Financing of the import of raw-materials for the manufacturing, processing, is done under a Back to Back L/C for ultimate export under a deferred payment through a L/C. Furthermore, the payment under the L/C is obligatory on the bank for making payment if the documents are drawn strictly in accordance with the terms of L/C. As such the ownership of raw materials in fact lies with the bank. Moreover, the Bill of Lading and bill of exchange are made to the order of the bank. The L/C application and agreement should also contain the clause regarding ownership of goods by the bank.
Immediately after opening a L/C, the consignment should be sold to the client under a Bai-Muajjal arrangement for a period of some years by executing the necessary charge forms including the Bai-Muajjal agreement. The accounting effects of said Bai-Muajjal investment should be recorded when the bank’s funds are involved.

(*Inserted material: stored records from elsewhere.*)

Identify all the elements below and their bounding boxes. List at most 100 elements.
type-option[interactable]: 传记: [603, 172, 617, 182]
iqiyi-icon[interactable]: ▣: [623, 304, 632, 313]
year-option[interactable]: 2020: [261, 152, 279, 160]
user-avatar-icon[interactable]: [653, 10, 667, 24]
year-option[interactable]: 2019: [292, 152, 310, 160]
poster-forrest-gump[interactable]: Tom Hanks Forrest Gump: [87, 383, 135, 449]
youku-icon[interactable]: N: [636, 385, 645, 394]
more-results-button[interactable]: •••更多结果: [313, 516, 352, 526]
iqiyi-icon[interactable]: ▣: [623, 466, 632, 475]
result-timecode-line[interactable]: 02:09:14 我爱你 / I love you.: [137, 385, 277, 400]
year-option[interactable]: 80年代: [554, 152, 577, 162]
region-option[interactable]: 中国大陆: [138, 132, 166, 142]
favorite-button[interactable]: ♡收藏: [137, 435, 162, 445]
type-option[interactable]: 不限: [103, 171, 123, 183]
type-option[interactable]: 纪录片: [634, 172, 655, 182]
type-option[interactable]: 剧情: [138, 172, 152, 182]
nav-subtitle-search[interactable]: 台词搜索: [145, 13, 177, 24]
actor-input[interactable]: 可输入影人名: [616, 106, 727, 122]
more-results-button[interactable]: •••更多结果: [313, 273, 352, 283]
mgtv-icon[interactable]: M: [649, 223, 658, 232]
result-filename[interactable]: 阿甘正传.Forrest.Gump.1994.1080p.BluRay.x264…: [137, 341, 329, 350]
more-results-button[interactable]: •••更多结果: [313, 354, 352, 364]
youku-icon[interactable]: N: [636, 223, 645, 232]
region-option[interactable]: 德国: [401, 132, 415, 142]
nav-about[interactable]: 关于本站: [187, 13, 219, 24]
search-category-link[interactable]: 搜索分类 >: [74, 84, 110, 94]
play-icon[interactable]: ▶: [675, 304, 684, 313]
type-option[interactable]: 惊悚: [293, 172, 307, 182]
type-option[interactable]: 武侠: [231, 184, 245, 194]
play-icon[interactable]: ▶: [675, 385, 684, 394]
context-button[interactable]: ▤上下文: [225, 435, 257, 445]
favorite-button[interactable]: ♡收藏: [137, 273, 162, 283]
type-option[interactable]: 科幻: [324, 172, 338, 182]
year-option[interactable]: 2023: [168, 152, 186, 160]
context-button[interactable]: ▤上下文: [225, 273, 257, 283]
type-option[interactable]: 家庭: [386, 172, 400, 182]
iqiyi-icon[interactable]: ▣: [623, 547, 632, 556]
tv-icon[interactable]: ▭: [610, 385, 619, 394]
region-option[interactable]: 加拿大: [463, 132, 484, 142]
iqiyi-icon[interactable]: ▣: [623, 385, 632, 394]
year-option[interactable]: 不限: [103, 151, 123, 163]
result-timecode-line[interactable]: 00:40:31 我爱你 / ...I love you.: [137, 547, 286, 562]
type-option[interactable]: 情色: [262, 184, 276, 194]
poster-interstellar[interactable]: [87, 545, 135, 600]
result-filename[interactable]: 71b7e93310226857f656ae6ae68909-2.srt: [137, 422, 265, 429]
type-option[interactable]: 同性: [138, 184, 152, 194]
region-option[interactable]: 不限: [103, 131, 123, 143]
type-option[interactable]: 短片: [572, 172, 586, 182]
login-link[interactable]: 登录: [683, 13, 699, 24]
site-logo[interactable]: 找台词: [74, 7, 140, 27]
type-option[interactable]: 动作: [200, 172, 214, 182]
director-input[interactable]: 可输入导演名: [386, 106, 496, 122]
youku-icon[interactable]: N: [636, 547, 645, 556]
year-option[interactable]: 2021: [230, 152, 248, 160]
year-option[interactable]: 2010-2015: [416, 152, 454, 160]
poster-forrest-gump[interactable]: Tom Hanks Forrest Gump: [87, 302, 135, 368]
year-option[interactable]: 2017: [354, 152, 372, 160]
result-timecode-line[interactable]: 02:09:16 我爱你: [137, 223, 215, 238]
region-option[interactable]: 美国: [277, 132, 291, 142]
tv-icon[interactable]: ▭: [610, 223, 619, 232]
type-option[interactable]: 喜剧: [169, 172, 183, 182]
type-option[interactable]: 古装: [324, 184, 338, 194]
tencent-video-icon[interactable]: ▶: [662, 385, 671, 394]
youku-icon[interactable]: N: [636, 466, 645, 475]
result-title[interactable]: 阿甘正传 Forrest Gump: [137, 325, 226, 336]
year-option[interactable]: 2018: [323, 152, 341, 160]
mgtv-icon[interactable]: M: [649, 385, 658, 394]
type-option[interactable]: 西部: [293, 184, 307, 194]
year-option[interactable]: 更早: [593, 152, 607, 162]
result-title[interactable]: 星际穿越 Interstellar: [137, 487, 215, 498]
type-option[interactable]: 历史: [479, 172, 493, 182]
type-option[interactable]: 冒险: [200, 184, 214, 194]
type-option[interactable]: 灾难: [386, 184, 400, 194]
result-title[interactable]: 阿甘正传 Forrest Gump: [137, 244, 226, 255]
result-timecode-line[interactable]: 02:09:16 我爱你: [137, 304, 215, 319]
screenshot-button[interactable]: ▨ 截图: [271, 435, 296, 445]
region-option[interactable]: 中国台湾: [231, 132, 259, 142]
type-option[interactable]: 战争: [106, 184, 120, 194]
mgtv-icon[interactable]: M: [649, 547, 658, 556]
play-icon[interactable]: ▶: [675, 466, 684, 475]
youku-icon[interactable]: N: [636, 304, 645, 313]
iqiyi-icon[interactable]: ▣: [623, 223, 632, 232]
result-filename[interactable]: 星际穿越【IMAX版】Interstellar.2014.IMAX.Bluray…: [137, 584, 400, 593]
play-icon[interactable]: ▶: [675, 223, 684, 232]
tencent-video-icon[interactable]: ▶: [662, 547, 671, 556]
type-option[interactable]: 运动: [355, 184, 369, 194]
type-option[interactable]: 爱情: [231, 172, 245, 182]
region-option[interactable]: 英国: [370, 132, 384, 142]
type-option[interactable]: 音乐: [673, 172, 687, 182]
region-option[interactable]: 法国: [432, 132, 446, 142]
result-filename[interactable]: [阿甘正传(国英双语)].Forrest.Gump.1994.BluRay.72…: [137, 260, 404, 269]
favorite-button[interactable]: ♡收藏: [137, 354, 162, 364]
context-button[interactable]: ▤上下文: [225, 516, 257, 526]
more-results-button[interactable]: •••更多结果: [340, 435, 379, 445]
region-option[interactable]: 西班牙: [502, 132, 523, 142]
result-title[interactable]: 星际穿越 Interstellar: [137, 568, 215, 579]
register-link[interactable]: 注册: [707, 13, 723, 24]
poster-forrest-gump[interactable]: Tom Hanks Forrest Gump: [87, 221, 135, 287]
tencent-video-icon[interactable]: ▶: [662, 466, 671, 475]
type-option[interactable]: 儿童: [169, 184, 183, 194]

In addition, an adjustment for rebates due to early payment should be made to the profit calculation.
Since the client is the owner of the consignment by way of executing a Bai-Muajjal agreement, and will sell the finished goods to the bank, this transaction is considered a violation of the Shariah principles. It is not permissible by the Shariah to extend financing under a Bai-Salam arrangement, without an executed agreement. The sale or export should be done through the client. This should be clearly mentioned in the Bai-Salam agreement unless otherwise settled and prescribed. The purchase price should include/ the bank’s profit as per the rate prescribed from time to time.
In the Bai-Salam agreement, the description, specification, quality, size, time and place of delivery of goods should be mentioned in the schedule keeping in mind the requirements mentioned in L/C contract. Normally the client should be authorized as per the terms of the Bai-Salam agreement to deliver and receive the goods to and from the other party as per the L/C contract on behalf of the bank. In the event payment is delayed for whatever reason, compensation should be imposed.